His father hadn't accepted it so quickly. When Hiccup came into his parents' room that night, sniffling, choked up with tears and aching, Stoick had sent him back to his own room, saying he was being silly, Mom would be back soon. It was almost a week before Hiccup had done it again, creeping into the room when he thought his dad was asleep and crawling into his mom's side of the bed, hoping somehow it would feel like her.
It didn't. It was cold.
Stoick hadn't been asleep, either. When a weak sob escaped Hiccup, he stirred and Hiccup froze, going silent, afraid to be sent away again.
"Oh my boy," said Stoick, holding out his arm for Hiccup. His voice was half-sleepy, half-sad for his son. "Come here."

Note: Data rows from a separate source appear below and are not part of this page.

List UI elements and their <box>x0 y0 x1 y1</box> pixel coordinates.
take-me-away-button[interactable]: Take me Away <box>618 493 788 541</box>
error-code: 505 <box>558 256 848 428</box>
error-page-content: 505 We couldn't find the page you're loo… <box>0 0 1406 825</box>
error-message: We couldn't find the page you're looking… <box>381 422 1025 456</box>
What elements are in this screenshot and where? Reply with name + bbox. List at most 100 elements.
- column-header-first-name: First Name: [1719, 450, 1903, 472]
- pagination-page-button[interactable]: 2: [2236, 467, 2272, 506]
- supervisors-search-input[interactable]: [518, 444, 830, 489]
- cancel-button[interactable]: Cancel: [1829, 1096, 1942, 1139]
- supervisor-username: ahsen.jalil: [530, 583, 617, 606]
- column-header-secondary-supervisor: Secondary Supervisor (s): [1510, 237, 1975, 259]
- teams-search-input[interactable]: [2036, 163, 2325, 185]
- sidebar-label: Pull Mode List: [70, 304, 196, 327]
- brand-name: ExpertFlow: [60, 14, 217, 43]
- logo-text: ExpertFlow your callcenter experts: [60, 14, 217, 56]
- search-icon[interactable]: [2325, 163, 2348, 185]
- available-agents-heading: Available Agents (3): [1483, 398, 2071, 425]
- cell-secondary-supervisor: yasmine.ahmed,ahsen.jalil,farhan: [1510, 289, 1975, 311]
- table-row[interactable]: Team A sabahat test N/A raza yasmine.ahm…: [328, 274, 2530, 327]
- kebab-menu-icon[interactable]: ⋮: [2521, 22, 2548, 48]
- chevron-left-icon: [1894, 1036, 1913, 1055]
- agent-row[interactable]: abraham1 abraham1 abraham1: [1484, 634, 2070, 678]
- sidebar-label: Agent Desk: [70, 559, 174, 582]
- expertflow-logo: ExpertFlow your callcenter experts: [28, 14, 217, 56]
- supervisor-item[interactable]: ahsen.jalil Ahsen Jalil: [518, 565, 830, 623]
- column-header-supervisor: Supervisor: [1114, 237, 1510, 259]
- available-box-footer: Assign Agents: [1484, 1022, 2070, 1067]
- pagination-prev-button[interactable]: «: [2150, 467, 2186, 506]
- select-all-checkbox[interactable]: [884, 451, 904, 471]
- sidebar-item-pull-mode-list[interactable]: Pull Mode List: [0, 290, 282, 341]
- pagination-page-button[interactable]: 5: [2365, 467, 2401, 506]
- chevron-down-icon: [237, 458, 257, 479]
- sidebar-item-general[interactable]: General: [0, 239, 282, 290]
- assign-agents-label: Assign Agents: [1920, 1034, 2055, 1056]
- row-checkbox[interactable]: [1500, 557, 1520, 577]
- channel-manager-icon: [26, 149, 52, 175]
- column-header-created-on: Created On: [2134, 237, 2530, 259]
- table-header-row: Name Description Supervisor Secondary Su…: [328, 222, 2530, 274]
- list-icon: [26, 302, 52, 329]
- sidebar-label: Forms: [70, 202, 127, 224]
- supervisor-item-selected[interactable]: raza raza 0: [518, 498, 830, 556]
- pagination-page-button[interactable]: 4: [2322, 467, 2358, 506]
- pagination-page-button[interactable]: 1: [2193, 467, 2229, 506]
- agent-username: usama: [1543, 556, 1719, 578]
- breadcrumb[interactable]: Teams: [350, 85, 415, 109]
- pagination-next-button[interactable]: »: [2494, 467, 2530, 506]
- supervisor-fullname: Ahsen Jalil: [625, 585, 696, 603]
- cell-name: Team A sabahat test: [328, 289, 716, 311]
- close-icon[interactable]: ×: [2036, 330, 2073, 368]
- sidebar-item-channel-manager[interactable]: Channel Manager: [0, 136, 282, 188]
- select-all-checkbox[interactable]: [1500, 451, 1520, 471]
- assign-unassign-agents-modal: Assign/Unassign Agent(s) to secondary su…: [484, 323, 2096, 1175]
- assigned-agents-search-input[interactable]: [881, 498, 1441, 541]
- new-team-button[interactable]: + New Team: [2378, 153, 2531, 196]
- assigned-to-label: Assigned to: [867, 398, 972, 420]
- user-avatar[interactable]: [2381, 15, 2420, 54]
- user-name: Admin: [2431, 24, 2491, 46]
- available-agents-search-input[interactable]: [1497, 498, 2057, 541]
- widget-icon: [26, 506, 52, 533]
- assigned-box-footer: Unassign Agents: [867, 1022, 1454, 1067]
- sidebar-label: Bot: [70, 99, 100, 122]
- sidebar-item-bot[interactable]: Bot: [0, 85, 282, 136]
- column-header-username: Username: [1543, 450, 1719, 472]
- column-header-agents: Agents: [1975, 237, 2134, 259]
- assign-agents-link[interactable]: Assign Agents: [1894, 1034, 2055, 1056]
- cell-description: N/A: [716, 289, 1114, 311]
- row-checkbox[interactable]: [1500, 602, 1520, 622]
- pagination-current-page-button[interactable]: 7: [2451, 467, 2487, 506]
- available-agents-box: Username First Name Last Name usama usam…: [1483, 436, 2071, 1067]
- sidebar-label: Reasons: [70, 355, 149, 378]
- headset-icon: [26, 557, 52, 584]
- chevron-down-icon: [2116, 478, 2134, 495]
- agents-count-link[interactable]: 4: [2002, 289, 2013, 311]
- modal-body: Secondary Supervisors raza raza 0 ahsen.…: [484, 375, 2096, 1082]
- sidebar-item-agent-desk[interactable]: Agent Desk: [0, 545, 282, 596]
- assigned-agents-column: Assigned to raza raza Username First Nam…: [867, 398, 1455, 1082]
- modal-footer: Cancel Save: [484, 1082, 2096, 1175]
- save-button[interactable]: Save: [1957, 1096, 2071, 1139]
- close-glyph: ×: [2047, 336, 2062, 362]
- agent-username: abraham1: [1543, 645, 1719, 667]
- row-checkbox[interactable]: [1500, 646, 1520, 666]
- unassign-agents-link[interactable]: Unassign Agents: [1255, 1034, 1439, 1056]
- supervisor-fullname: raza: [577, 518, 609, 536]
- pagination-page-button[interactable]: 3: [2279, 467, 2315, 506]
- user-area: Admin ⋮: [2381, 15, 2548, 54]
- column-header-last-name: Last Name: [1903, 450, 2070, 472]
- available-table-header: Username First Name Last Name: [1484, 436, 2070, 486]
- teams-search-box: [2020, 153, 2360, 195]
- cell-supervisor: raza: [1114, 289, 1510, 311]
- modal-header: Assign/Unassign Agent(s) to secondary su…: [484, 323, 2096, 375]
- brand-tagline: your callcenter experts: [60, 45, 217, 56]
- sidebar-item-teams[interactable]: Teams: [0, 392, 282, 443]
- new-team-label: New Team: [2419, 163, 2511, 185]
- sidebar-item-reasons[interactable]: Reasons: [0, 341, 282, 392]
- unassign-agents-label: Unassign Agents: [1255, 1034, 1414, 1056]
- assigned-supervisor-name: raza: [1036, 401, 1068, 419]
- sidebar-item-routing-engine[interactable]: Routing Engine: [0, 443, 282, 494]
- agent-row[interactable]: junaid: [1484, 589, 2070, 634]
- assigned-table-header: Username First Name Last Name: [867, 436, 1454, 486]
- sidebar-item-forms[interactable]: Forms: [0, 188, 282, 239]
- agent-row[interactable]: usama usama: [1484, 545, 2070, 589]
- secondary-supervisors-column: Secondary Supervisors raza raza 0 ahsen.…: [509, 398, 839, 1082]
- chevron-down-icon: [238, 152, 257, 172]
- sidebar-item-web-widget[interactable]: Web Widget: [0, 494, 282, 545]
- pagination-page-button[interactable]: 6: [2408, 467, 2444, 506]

Hiccup clambered into his dad's embrace eagerly, and Stoick curled his arm around him and said, "Don't worry, we'll find her. Get some sleep."
For the year that Stoick looked for Val, waited for her, watched the news every morning and night, it became a habit. Every night Hiccup—face damp, tiny body trembling—would creep into bed with his dad and slowly fall asleep like that: fingers clinging to Stoick's ratty old t-shirt, curled up against his side in a tiny ball like a wounded kitten, comforted by the heavy weight of his dad's arm across his shoulders.
That was how he fell asleep now: in the cold empty kitchen, on the hard floor, he finally drifted off curled up tight against the mass of Stoick's still-warm body.